Очерки агентурной борьбы: Кёнигсберг, Данциг, Берлин, Варшава, Париж. 1920–1930-е годы - Олег Черенин
Шрифт:
Интервал:
Закладка:
Возможной причиной интереса советских контрразведчиков к персоне погибшего к тому времени Севрюка были довоенные материалы разведотдела НКВД УССР, из которых следовало, что он подозревался в сотрудничестве с французской контрразведкой.
Дополнительным основанием для такого вывода были данные о нелегальной поездке Севрюка в Советскую Украину в конце 1928 года, которую он совершил по фальшивому французскому паспорту. Возможно, что украинские чекисты некритично восприняли сведения о поездке Севрюка, инспирированные им же в украинской эмигрантской газете «Дiло» в августе 1938 года. Эта публикация была предпринята Севрюком в рамках собственной «реабилитационной» кампании, чтобы засвидетельствовать свою лояльность перед нацистским руководством.
Украинским исследователем Д. Веденеевым в архивах КГБ УССР были обнаружены переводы письменных обращений Севрюка в Имперскую канцелярию Рейха и внешнеполитический департамент НСДАП, датированные маем 1938 года, в которых он доказывал свою невиновность в выдвинутых в его адрес обвинениях в прокоммунистической деятельности.

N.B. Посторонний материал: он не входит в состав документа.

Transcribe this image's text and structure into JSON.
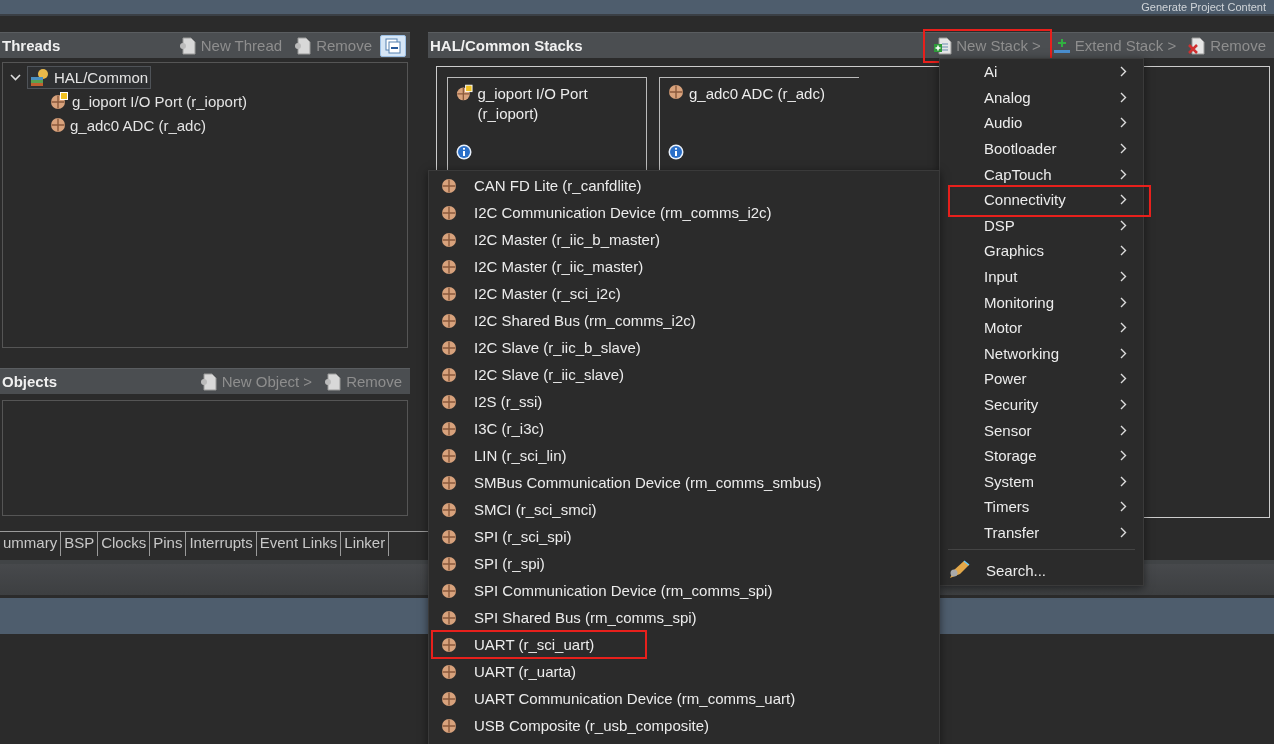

Сотрудники восточного отдела департамента НСДАП тогда же проводили проверку, сформулировав свои выводы о необоснованности обвинений Севрюка, которые 3 октября 1938 года были доложены рейхсминистру Альфреду Розенбергу. Необходимо отметить, что подобные проверки в нацистских органах власти и управления не проводились формально. Для исследования существа вопроса запрашивались характеризующие данные на проверяемого в других нацистских ведомствах и, прежде всего, в спецслужбах. Тот факт, что Севрюк благополучно прошел проверку на лояльность нацистскому режиму, может косвенно свидетельствовать о том, что компрометирующих его сведений в делах СД, гестапо, Абвера обнаружено не было. Но повторим, что это лишь предположение[136].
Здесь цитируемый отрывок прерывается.